Dave: Yeah, probably would.

Bob: Because all we did was look at the Google maps aerial to do the best we could to pick a site, and when it came down to reserving it, there was only one left with this covered picnic table, so I just went ahead and got it. I mean, it’s fine. But the nice thing is right here, just directly across the street, which is probably sixty feet, the campground hosts, husband and wife, are in an RV.

Dave: Which is a non-paid volunteer type thing.

Bob: And they’re right there, and what they do is answer any questions that you have. And that really gave me a lot of reassurance because they said all the trails that we’re going to hike are well-marked, and easy to find. So you’re not going to get lost going out to hike on any of this.

Dave: They also said that they’re really nice trails, and good trails. Well worth the walk, and we’ll really enjoy them.

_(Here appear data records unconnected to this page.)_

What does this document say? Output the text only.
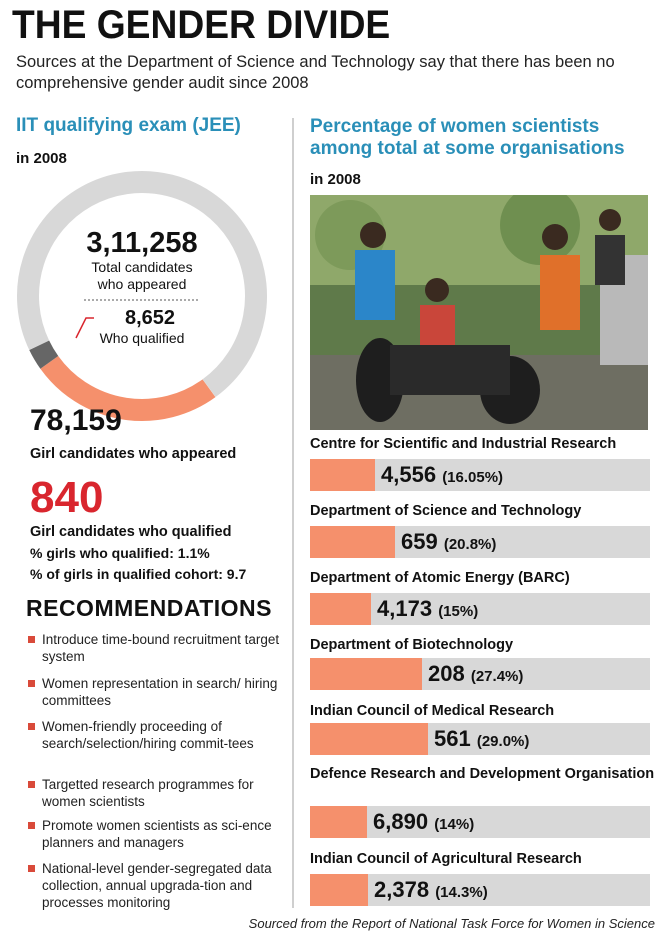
THE GENDER DIVIDE
Sources at the Department of Science and Technology say that there has been no comprehensive gender audit since 2008
IIT qualifying exam (JEE)
in 2008
3,11,258
Total candidates
who appeared
8,652
Who qualified
78,159
Girl candidates who appeared
840
Girl candidates who qualified
% girls who qualified: 1.1%
% of girls in qualified cohort: 9.7
RECOMMENDATIONS
Introduce time-bound recruitment target system
Women representation in search/ hiring committees
Women-friendly proceeding of search/selection/hiring commit-tees
Targetted research programmes for women scientists
Promote women scientists as sci-ence planners and managers
National-level gender-segregated data collection, annual upgrada-tion and processes monitoring
Percentage of women scientists
among total at some organisations
in 2008
Centre for Scientific and Industrial Research
4,556 (16.05%)
Department of Science and Technology
659 (20.8%)
Department of Atomic Energy (BARC)
4,173 (15%)
Department of Biotechnology
208 (27.4%)
Indian Council of Medical Research
561 (29.0%)
Defence Research and Development Organisation
6,890 (14%)
Indian Council of Agricultural Research
2,378 (14.3%)
Sourced from the Report of National Task Force for Women in Science
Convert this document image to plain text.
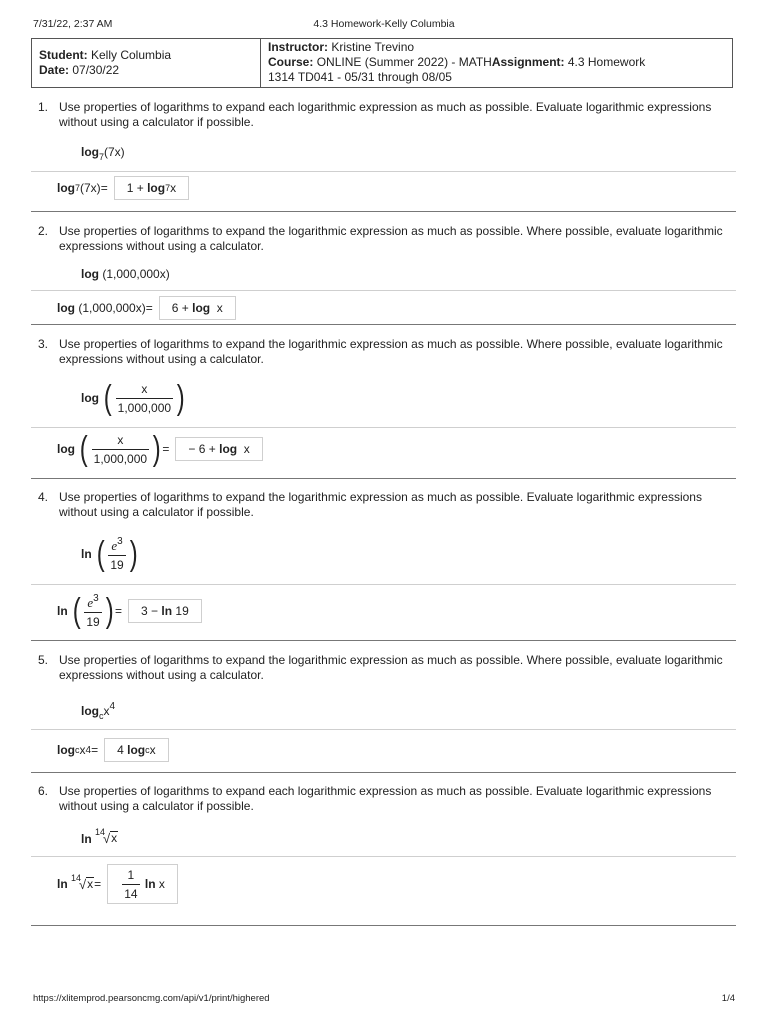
7/31/22, 2:37 AM	4.3 Homework-Kelly Columbia
Student: Kelly Columbia
Date: 07/30/22
Instructor: Kristine Trevino
Course: ONLINE (Summer 2022) - MATHAssignment: 4.3 Homework
1314 TD041 - 05/31 through 08/05
1. Use properties of logarithms to expand each logarithmic expression as much as possible. Evaluate logarithmic expressions without using a calculator if possible.
$\log_7(7x)$
log 7 (7x) = 1 +
log 7 x
2. Use properties of logarithms to expand the logarithmic expression as much as possible. Where possible, evaluate logarithmic expressions without using a calculator.
log (1,000,000x)
log
(1,000,000x) = 6 +
log
x
3. Use properties of logarithms to expand the logarithmic expression as much as possible. Where possible, evaluate logarithmic expressions without using a calculator.
log
( $\frac{x}{1,000,000}$ )
log
( $\frac{x}{1,000,000}$ ) = − 6 +
log
x
4. Use properties of logarithms to expand the logarithmic expression as much as possible. Evaluate logarithmic expressions without using a calculator if possible.
ln
( $\frac{e^3}{19}$ )
ln
( $\frac{e^3}{19}$ ) = 3 −
ln
19
5. Use properties of logarithms to expand the logarithmic expression as much as possible. Where possible, evaluate logarithmic expressions without using a calculator.
$\log_cx^4$
log c x 4 = 4
log c x
6. Use properties of logarithms to expand each logarithmic expression as much as possible. Evaluate logarithmic expressions without using a calculator if possible.
ln
14
√ x
ln
14
√ $x = \frac{1}{14}$
ln
x
https://xlitemprod.pearsoncmg.com/api/v1/print/highered	1/4
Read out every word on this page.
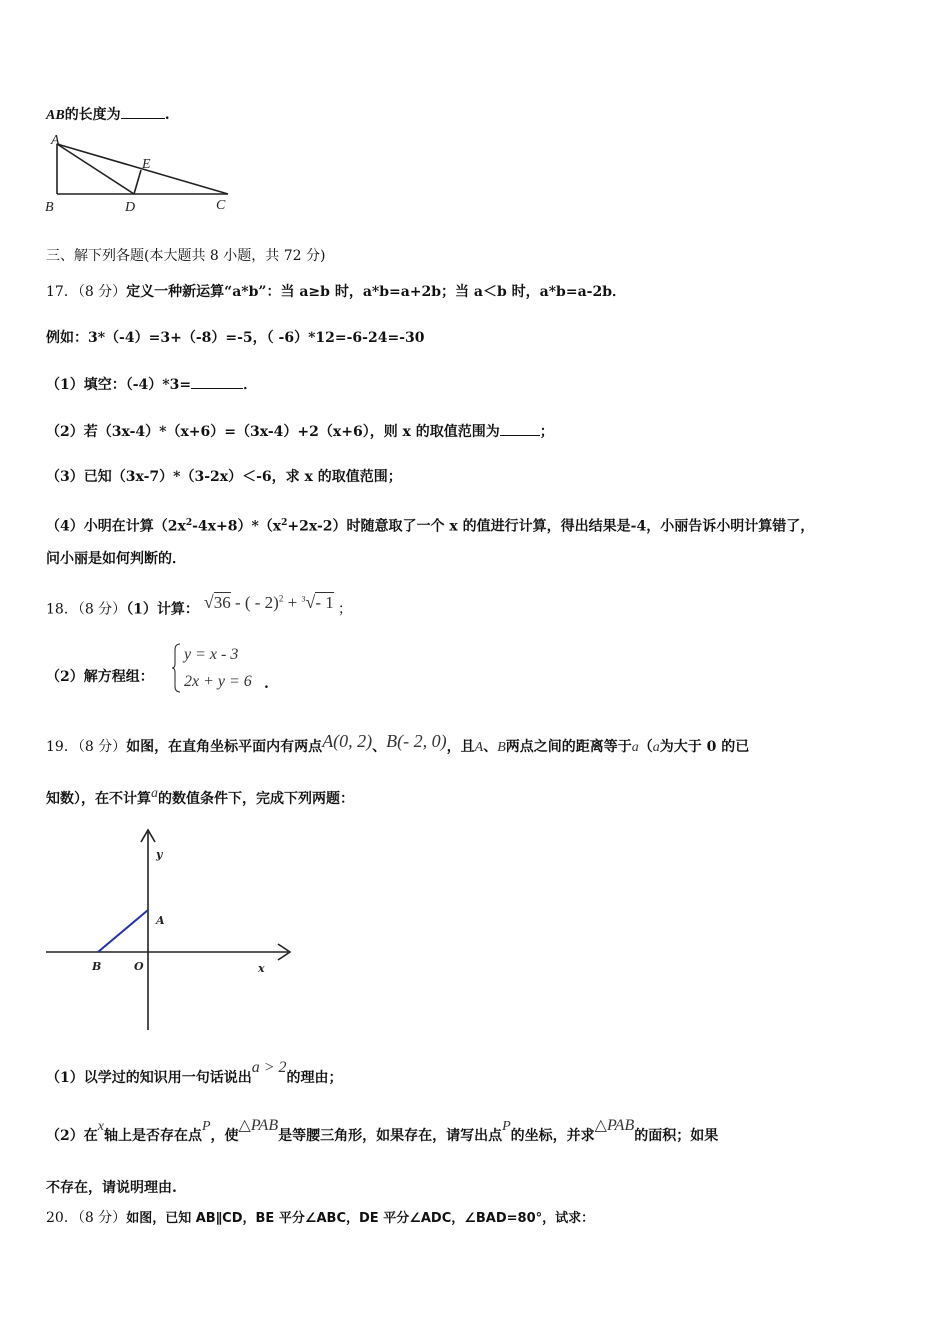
AB的长度为	.
A
B	D
E
C
三、解下列各题(本大题共 8 小题，共 72 分)
17．（8 分）定义一种新运算“a*b”：当 a≥b 时，a*b=a+2b；当 a＜b 时，a*b=a-2b．
例如：3*（-4）=3+（-8）=-5，（ -6）*12=-6-24=-30
（1）填空：（-4）*3=	．
（2）若（3x-4）*（x+6）=（3x-4）+2（x+6），则 x 的取值范围为	；
（3）已知（3x-7）*（3-2x）＜-6，求 x 的取值范围；
（4）小明在计算$(2x^2-4x+8)*(x^2+2x-2)$时随意取了一个 x 的值进行计算，得出结果是-4，小丽告诉小明计算错了，
问小丽是如何判断的．
18．（8 分）（1）计算： √36 - ( - 2)$^2$ + $^3$√- 1 ；
（2）解方程组：
y = x - 3
2x + y = 6 .
19．（8 分）如图，在直角坐标平面内有两点A(0, 2)、B(- 2, 0)，且A、B两点之间的距离等于a（a为大于 0 的已
知数），在不计算a的数值条件下，完成下列两题：
y
A
B	O	x
（1）以学过的知识用一句话说出a > 2的理由；
（2）在x轴上是否存在点P，使△PAB是等腰三角形，如果存在，请写出点P的坐标，并求△PAB的面积；如果
不存在，请说明理由.
20．（8 分）如图，已知 AB∥CD，BE 平分∠ABC，DE 平分∠ADC，∠BAD=80°，试求：
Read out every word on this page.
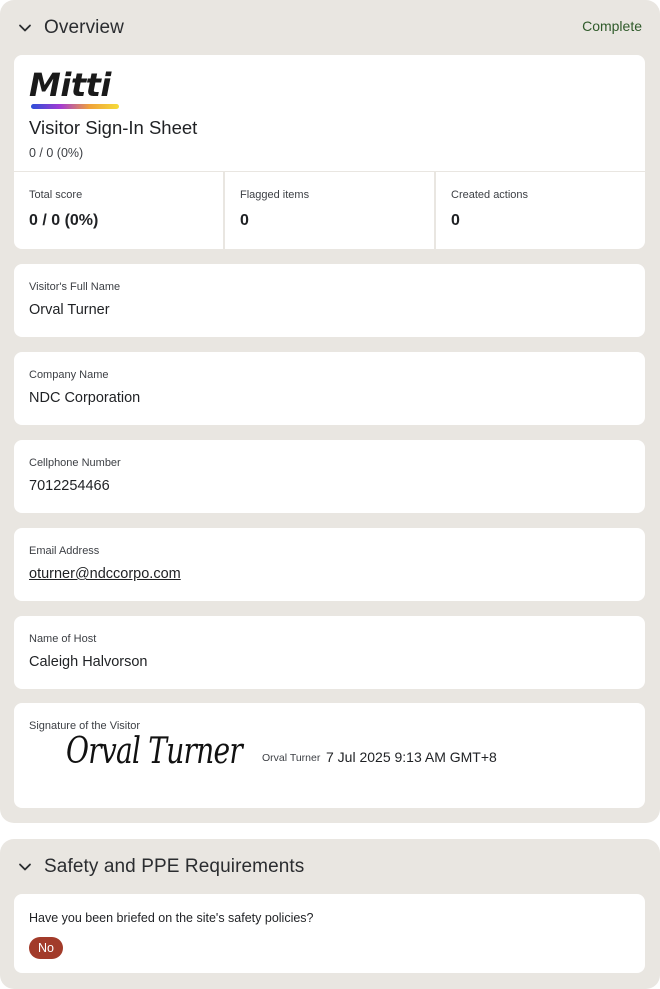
Overview	Complete
Mitti
Visitor Sign-In Sheet
0 / 0 (0%)
Total score
0 / 0 (0%)
Flagged items
0
Created actions
0
Visitor's Full Name
Orval Turner
Company Name
NDC Corporation
Cellphone Number
7012254466
Email Address
oturner@ndccorpo.com
Name of Host
Caleigh Halvorson
Signature of the Visitor
Orval Turner Orval Turner 7 Jul 2025 9:13 AM GMT+8
Safety and PPE Requirements
Have you been briefed on the site's safety policies?
No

Bob: So from here, Emory Peak is right there.

Dave: Right. It’s about twenty-five hundred feet up.

Bob: It’s the highest point in the park. When we were at the cabin we were looking at the map, and you don’t get the same sense of space and distance that you get when you’re here, because it looks so far away from the campground when you’re looking at it on a map. And you think, “How are we going to get there?” Well, you’re looking at the peak right there. Anyway, so the hosts said that it’s a full day hike up there and back.

Dave: I think they said 8 hours, wasn’t it?

Bob: Yeah, a full day, up and back.

Dave: If you don’t dawdle. If you dawdle it could be longer.

Bob: And that’s leaving from the trailhead, and so then they talked about the other trails, said Windows Trail is a nice one. That’s a day hike. You go out and back. Also, on the south rim loop, they said that the south rim loop was well marked and easy, but it would take you…you could get all the way around it in 12 hours of hard pushing, but most likely it’s better to do that in two legs. Do an eight hour–kind of where we talked about camping–and then wake up the next morning and come back up the other side. But what they said was you have to go up to the visitor’s center and get a backcountry camping permit, and you have to tell them where you’re heading, and it sounded like they were going to have to see if there were any campsites available. So there’s a limited number of campsites available, and they might actually assign you one. So we’ll find that out when we decide to do that, but the first day, they didn’t recommend us doing anything other than a short hike.